Así, en esta secuela de aquella novela, Coetzee vuelve a presentar a David y a Simón en el momento en que deciden dejar atrás Novilla para partir, junto a Inés, una mujer que se fascina con ese niño extraordinario y soñador, rumbo a otro pueblo llamado Estrella y donde, también, se habla español.
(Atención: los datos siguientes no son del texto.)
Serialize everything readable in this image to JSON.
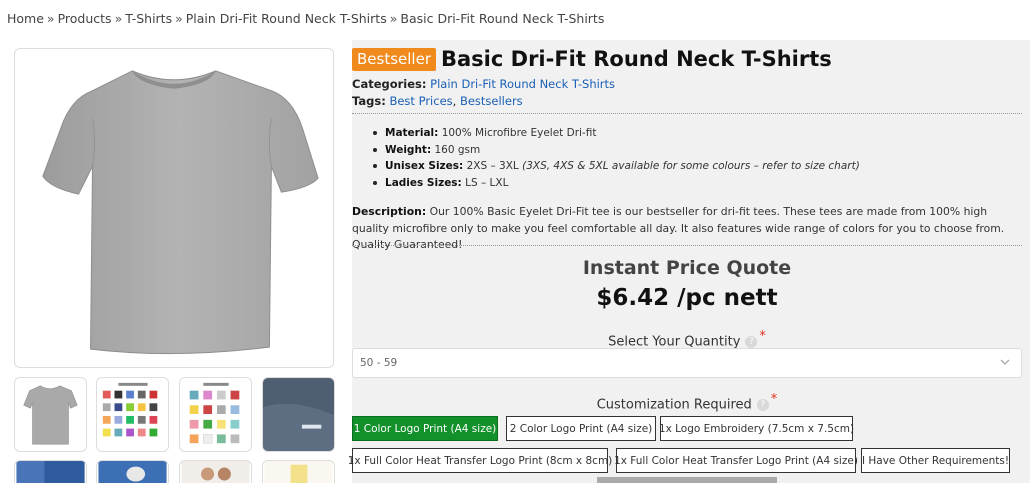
{
  "breadcrumb": {
    "items": [
      "Home",
      "Products",
      "T-Shirts",
      "Plain Dri-Fit Round Neck T-Shirts",
      "Basic Dri-Fit Round Neck T-Shirts"
    ],
    "separator": "»"
  },
  "product": {
    "badge": "Bestseller",
    "title": "Basic Dri-Fit Round Neck T-Shirts",
    "categories_label": "Categories:",
    "category": "Plain Dri-Fit Round Neck T-Shirts",
    "tags_label": "Tags:",
    "tags": [
      "Best Prices",
      "Bestsellers"
    ],
    "tag_separator": ","
  },
  "specs": [
    {
      "label": "Material:",
      "value": "100% Microfibre Eyelet Dri-fit",
      "note": ""
    },
    {
      "label": "Weight:",
      "value": "160 gsm",
      "note": ""
    },
    {
      "label": "Unisex Sizes:",
      "value": "2XS – 3XL",
      "note": "(3XS, 4XS & 5XL available for some colours – refer to size chart)"
    },
    {
      "label": "Ladies Sizes:",
      "value": "LS – LXL",
      "note": ""
    }
  ],
  "description": {
    "label": "Description:",
    "text": "Our 100% Basic Eyelet Dri-Fit tee is our bestseller for dri-fit tees. These tees are made from 100% high quality microfibre only to make you feel comfortable all day. It also features wide range of colors for you to choose from. Quality Guaranteed!"
  },
  "quote": {
    "title": "Instant Price Quote",
    "price": "$6.42 /pc nett"
  },
  "quantity": {
    "label": "Select Your Quantity",
    "help_glyph": "?",
    "required_mark": "*",
    "selected": "50 - 59"
  },
  "customization": {
    "label": "Customization Required",
    "help_glyph": "?",
    "required_mark": "*",
    "options": [
      "1 Color Logo Print (A4 size)",
      "2 Color Logo Print (A4 size)",
      "1x Logo Embroidery (7.5cm x 7.5cm)",
      "1x Full Color Heat Transfer Logo Print (8cm x 8cm)",
      "1x Full Color Heat Transfer Logo Print (A4 size)",
      "I Have Other Requirements!"
    ],
    "active_index": 0
  },
  "colors": {
    "badge": "#f08a1c",
    "link": "#1a5fb4",
    "active_option": "#12902a",
    "required": "#e0311f",
    "shirt": "#a9a9a9"
  }
}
Allí, después de varias deliberaciones entre Inés y Simón, David, que ronda los seis años, es enviado a una academia de danza que dirigen Juan Sebastián Arroyo y su elegante esposa, Ana Magdalena, quien, como Inés, también se queda prendada de David y de la particular manera que tiene de ver el mundo.
Simple y sin ornamentos
A pesar de hacer gala de una prosa bastante simple, sin ornamentos pero repleta de clichés de estilo y algo superficial, Coetzee logra, sin embargo, componer un universo complejo y al tiempo perturbador donde lo más importante no es la construcción de la trama en sí misma, sino las consecuencias que tiene en la vida íntima de cada uno de los personajes, lo cual le permite, a través de la voz de David, deslizar comentarios y opiniones filosóficas sobre las diferencias entre el ser humano y el animal, sobre lo que significa ser adulto y ser un niño, sobre el cuerpo y el alma, el odio, el amor, la paternidad, la justicia, la verdad, el pecado y el fin del mundo, entre otros temas. «La caridad es la bondad de los demás, la bondad de otras personas», dice David, por ejemplo, en un momento de esta novela inclasificable que, más allá de la endeblez que proyecta su argumento, perdura en la memoria del lector como un sueño atroz. Un sueño inquietante y oscuro que no ofrece certezas ni garantías pero que permanece abierto, siempre abierto, ante el silencio del mundo.